Supporting Characters on Life Support

Steve Wall plays Dana’s husband, whose emotional range oscillates between “mild concern” and “suspiciously bad husband energy.” His subplot—possibly cheating with a young athlete—is so predictable it might as well come with a spoiler warning. Leah McNamara, as their daughter Gemma, gets about three expressions before she’s asked to start running and screaming on cue.

Ross Noble (yes, the British comedian) shows up as a nurse named Trevor, presumably because the casting director wanted at least one person capable of improvising personality. Noble’s sardonic energy provides brief flashes of life before he’s predictably murdered off-screen. The rest of the cast wanders in and out of frame like NPCs in a medical simulation game.


Jumps, Screams, and Missed Opportunities

Nails has a serious case of “boo-scene fatigue.” Every scare is telegraphed by the soundtrack winding up like a haunted wind-up toy, followed by something moving behind Dana’s bed—again. The film mistakes volume for fear, tossing in shrieking violins and heart monitor spikes like a toddler banging pots together.

There are a few eerie moments that almost work—a faint shadow at the edge of the frame, a monitor flickering on by itself—but they’re smothered under jump scares so cheap they should come with a discount code. By the time Nails finally reveals himself fully, the film has long since lost the right to its own suspense.
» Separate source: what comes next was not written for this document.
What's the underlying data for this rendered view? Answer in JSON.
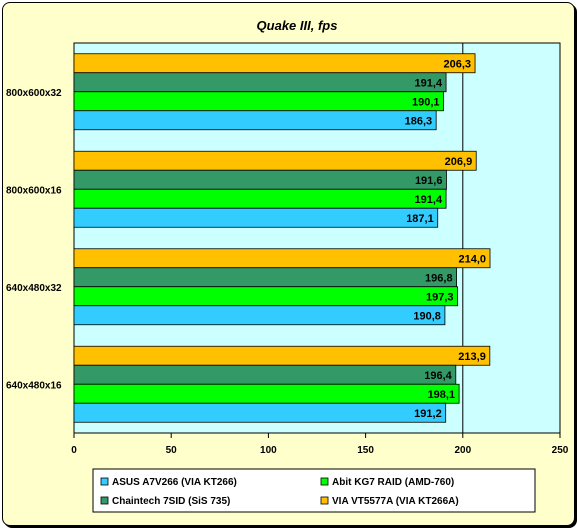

A Ghost in Need of Therapy

The biggest sin Nails commits isn’t that it’s bad—it’s that it’s boring. The premise had potential: trauma, paralysis, isolation, and the horror of not being believed. There’s rich psychological territory there, the kind of thing The Babadookor His House could have mined for emotional dread. Instead, Bartok’s film treats trauma like window dressing between exorcism-lite scenes.

There’s no metaphor here, just misery. The ghost isn’t a manifestation of guilt or fear—he’s literally just a creepy dude who used to collect fingernails. It’s as though the filmmakers looked at the concept of “psychological horror” and thought it meant “put psychology in a hospital.”
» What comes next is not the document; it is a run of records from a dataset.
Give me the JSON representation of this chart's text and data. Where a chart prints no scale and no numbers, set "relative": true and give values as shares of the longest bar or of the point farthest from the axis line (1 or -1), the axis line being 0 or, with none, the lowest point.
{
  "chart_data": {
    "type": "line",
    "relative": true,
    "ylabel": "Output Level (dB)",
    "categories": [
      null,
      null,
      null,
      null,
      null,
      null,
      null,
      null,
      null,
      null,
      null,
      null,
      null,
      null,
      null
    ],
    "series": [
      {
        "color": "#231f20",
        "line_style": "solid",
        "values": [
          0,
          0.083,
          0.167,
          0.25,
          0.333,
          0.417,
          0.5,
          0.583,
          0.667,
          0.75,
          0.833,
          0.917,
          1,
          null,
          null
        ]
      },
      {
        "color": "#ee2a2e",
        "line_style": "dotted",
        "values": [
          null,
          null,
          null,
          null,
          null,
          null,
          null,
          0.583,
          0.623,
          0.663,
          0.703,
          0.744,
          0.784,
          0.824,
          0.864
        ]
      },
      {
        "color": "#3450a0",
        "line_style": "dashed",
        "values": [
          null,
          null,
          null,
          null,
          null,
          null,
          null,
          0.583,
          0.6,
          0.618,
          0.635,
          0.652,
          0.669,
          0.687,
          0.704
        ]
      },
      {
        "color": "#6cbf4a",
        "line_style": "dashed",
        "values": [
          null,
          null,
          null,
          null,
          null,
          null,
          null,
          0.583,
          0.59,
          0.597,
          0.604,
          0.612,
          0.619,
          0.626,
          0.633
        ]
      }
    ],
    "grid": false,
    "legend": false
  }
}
Even the title feels like it was chosen by committee. Nails could have been a sharp metaphor—something about fragility, or beauty, or obsession. Instead, it’s just “Nails,” as in the thing on your fingers. It’s not so much minimalist as lazy.


The Finale: Nail in the Coffin

By the climax, Dana has somehow regained enough strength to perform the world’s least convincing wheelchair escape. There’s shouting, there’s a fire, there’s a ghost that still doesn’t make sense, and there’s an emotional goodbye that elicits no emotion whatsoever.

The movie ends with a final “twist” that tries to be haunting but instead feels like a punchline missing a setup. The ghost is still out there, clipping fingernails, presumably waiting for a sequel that will never—and should never—exist.


Final Thoughts: Needs a Polish

If Nails were a manicure, it’d be the kind you get at a gas station. The tools are dull, the polish is uneven, and you leave bleeding slightly. It’s not offensively bad—it’s just limp, formulaic, and allergic to originality.

Dennis Bartok clearly wanted to make a tight, claustrophobic horror film about trauma and obsession. What he made instead is a Lifetime movie with a Halloween mask. The atmosphere’s there, but the soul is missing—much like our titular ghost.

In the end, Nails doesn’t just fail to scare—it fails to matter. It’s a film that desperately claws at relevance but can’t get a grip.

If you’re in the mood for hospital horror, rewatch Session 9 or The Autopsy of Jane Doe. As for Nails? File it under “needs trimming.”